Ils ont utilisé des données d’inventaire agricole et des données satellites existantes pour créer une carte de pâturages dans 104 pays, et supposé que la moitié des graminées des pâturages pouvaient être récoltées pour les biocarburants. Ils ont également calculé la superficie totale utilisée pour produire des cultures d’aliments de bétail aux États-Unis et au Brésil en utilisant la littérature publiée et les sources de données, et ont estimé le poids de la biomasse qui pourrait être produit si ces terres cultivées étaient converties en prairies.

Enfin, ils ont calculé combien d’électricité ou de carburant liquide synthétique peut être fabriqué à partir de cette biomasse sèche. Pour obtenir un nombre net d’énergie, ils ont soustrait l’énergie utilisée pour récolter, transporter et traiter la biomasse.

Sur les 95 pays ayant un avoir net positif, les 25 pays avec la biomasse la plus récoltable étaient tous situés dans les régions tropicales. Le Brésil menait avec un potentiel de production de 1,4 milliard de mégawatts-heures d’électricité, 61 milliards de litres d’essence et 89 milliards de litres de diesel par année.

En utilisant la biomasse des pâturages, 55 pays pourraient répondre à tous leurs besoins en électricité, 43 pays pourraient produire plus de deux fois leurs besoins en électricité et 22 pays pourraient produire plus de 10 fois leurs besoins. Pour l’essence et le diesel, plus de 40 pays pourraient produire assez pour répondre à toutes leurs demandes, environ 30 pays pourraient produire plus du double de leur demande et une dizaine de pays pourraient produire plus de 10 fois leur demande.

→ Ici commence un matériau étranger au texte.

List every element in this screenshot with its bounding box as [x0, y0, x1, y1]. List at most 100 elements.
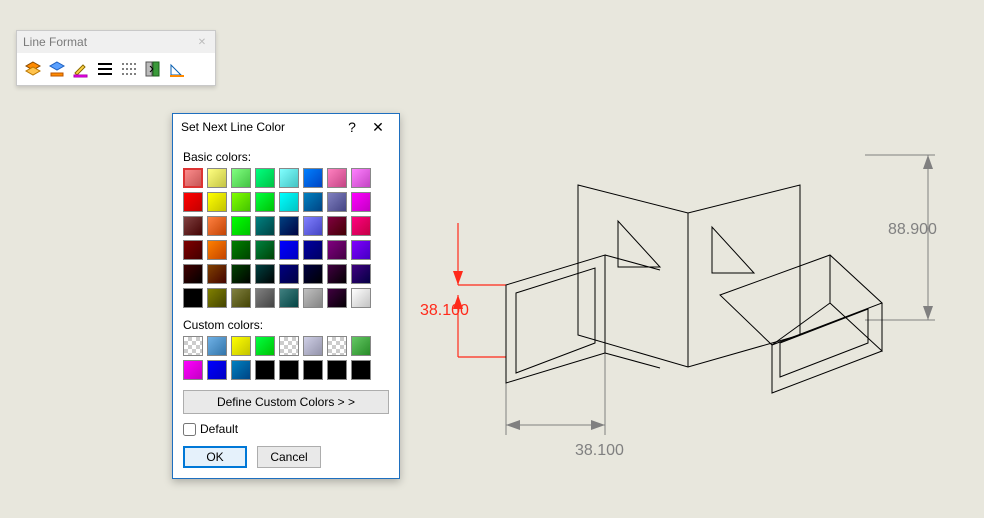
basic-color-swatch[interactable] [303, 288, 323, 308]
basic-color-swatch[interactable] [279, 216, 299, 236]
basic-color-swatch[interactable] [303, 240, 323, 260]
basic-color-swatch[interactable] [351, 192, 371, 212]
toolbar-close-button[interactable]: ✕ [195, 35, 209, 49]
basic-color-swatch[interactable] [231, 264, 251, 284]
basic-color-swatch[interactable] [279, 168, 299, 188]
basic-color-swatch[interactable] [231, 216, 251, 236]
custom-color-swatch[interactable] [231, 360, 251, 380]
basic-colors-label: Basic colors: [183, 150, 389, 164]
basic-color-swatch[interactable] [303, 264, 323, 284]
define-custom-colors-button[interactable]: Define Custom Colors > > [183, 390, 389, 414]
basic-color-swatch[interactable] [303, 216, 323, 236]
basic-color-swatch[interactable] [183, 288, 203, 308]
dimension-overall-height: 88.900 [865, 155, 937, 320]
basic-color-swatch[interactable] [255, 264, 275, 284]
basic-color-swatch[interactable] [279, 288, 299, 308]
basic-color-swatch[interactable] [351, 216, 371, 236]
custom-color-swatch[interactable] [303, 336, 323, 356]
layer-icon [24, 60, 42, 78]
line-thickness-button[interactable] [71, 59, 91, 79]
dimension-height: 38.100 [420, 223, 506, 357]
basic-color-swatch[interactable] [207, 288, 227, 308]
default-label: Default [200, 422, 238, 436]
basic-color-swatch[interactable] [183, 240, 203, 260]
basic-color-swatch[interactable] [255, 192, 275, 212]
dialog-title: Set Next Line Color [181, 120, 339, 134]
basic-color-swatch[interactable] [327, 168, 347, 188]
basic-color-swatch[interactable] [279, 192, 299, 212]
line-color-button[interactable] [47, 59, 67, 79]
basic-color-swatch[interactable] [279, 264, 299, 284]
basic-color-swatch[interactable] [183, 192, 203, 212]
basic-color-swatch[interactable] [207, 192, 227, 212]
basic-color-swatch[interactable] [279, 240, 299, 260]
angle-icon [168, 60, 186, 78]
basic-color-swatch[interactable] [255, 216, 275, 236]
custom-color-swatch[interactable] [183, 360, 203, 380]
basic-colors-grid [183, 168, 389, 308]
basic-color-swatch[interactable] [327, 216, 347, 236]
default-checkbox-row[interactable]: Default [183, 422, 389, 436]
basic-color-swatch[interactable] [327, 264, 347, 284]
dimension-width-value: 38.100 [575, 442, 624, 459]
layer-properties-button[interactable] [23, 59, 43, 79]
basic-color-swatch[interactable] [207, 264, 227, 284]
basic-color-swatch[interactable] [327, 192, 347, 212]
basic-color-swatch[interactable] [351, 288, 371, 308]
dialog-help-button[interactable]: ? [339, 114, 365, 140]
line-style-button[interactable] [95, 59, 115, 79]
custom-colors-label: Custom colors: [183, 318, 389, 332]
dimension-height-value: 38.100 [420, 302, 469, 319]
basic-color-swatch[interactable] [327, 240, 347, 260]
custom-color-swatch[interactable] [351, 360, 371, 380]
default-checkbox[interactable] [183, 423, 196, 436]
basic-color-swatch[interactable] [255, 240, 275, 260]
basic-color-swatch[interactable] [231, 288, 251, 308]
dialog-close-button[interactable]: ✕ [365, 114, 391, 140]
custom-color-swatch[interactable] [207, 336, 227, 356]
toolbar-title-text: Line Format [23, 35, 87, 49]
basic-color-swatch[interactable] [351, 264, 371, 284]
dialog-titlebar[interactable]: Set Next Line Color ? ✕ [173, 114, 399, 140]
basic-color-swatch[interactable] [255, 168, 275, 188]
basic-color-swatch[interactable] [303, 168, 323, 188]
custom-color-swatch[interactable] [351, 336, 371, 356]
basic-color-swatch[interactable] [231, 168, 251, 188]
basic-color-swatch[interactable] [231, 192, 251, 212]
ok-button[interactable]: OK [183, 446, 247, 468]
part-sketch [506, 185, 882, 393]
cancel-button[interactable]: Cancel [257, 446, 321, 468]
basic-color-swatch[interactable] [231, 240, 251, 260]
dialog-body: Basic colors: Custom colors: Define Cust… [173, 140, 399, 478]
custom-color-swatch[interactable] [303, 360, 323, 380]
custom-color-swatch[interactable] [327, 360, 347, 380]
custom-color-swatch[interactable] [279, 360, 299, 380]
hide-show-edges-button[interactable] [119, 59, 139, 79]
basic-color-swatch[interactable] [351, 168, 371, 188]
color-display-mode-button[interactable] [143, 59, 163, 79]
line-color-icon [48, 60, 66, 78]
custom-color-swatch[interactable] [231, 336, 251, 356]
custom-color-swatch[interactable] [255, 360, 275, 380]
basic-color-swatch[interactable] [207, 168, 227, 188]
custom-color-swatch[interactable] [183, 336, 203, 356]
dialog-button-row: OK Cancel [183, 446, 389, 468]
basic-color-swatch[interactable] [183, 264, 203, 284]
basic-color-swatch[interactable] [207, 240, 227, 260]
basic-color-swatch[interactable] [303, 192, 323, 212]
cad-drawing: 38.100 38.100 88.900 [420, 135, 975, 505]
toolbar-titlebar[interactable]: Line Format ✕ [17, 31, 215, 53]
angle-button[interactable] [167, 59, 187, 79]
basic-color-swatch[interactable] [207, 216, 227, 236]
basic-color-swatch[interactable] [255, 288, 275, 308]
basic-color-swatch[interactable] [183, 216, 203, 236]
set-next-line-color-dialog: Set Next Line Color ? ✕ Basic colors: Cu… [172, 113, 400, 479]
custom-color-swatch[interactable] [255, 336, 275, 356]
custom-color-swatch[interactable] [279, 336, 299, 356]
custom-color-swatch[interactable] [207, 360, 227, 380]
pencil-icon [72, 60, 90, 78]
basic-color-swatch[interactable] [183, 168, 203, 188]
custom-color-swatch[interactable] [327, 336, 347, 356]
basic-color-swatch[interactable] [327, 288, 347, 308]
basic-color-swatch[interactable] [351, 240, 371, 260]
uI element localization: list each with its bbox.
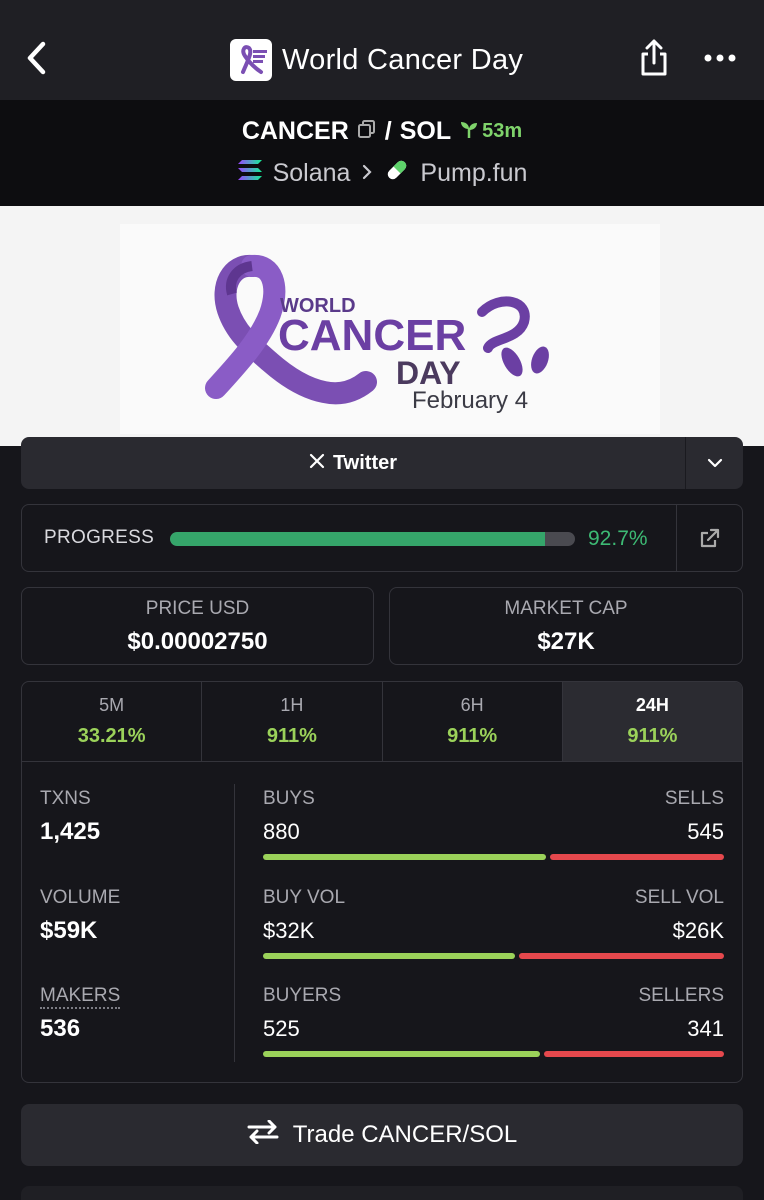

Parmi les pays qui peuvent produire plus de 10 fois leurs besoins en énergie, on trouve de nombreuses nations africaines sous-développées, telles que le Tchad, la Somalie, Madagascar, Angola, la Tanzanie et le Mali.

L’idée, cependant, fait face à plusieurs défis technologiques, économiques et culturels tels que les usines de conversion de la biomasse limitées et la concurrence des combustibles fossiles bon marché. Cependant, les scientifiques écrivent, « le principal facteur limitant de la conversion des pâturages en production de biocarburants est la demande croissante pour les produits d’élevage de ruminants ».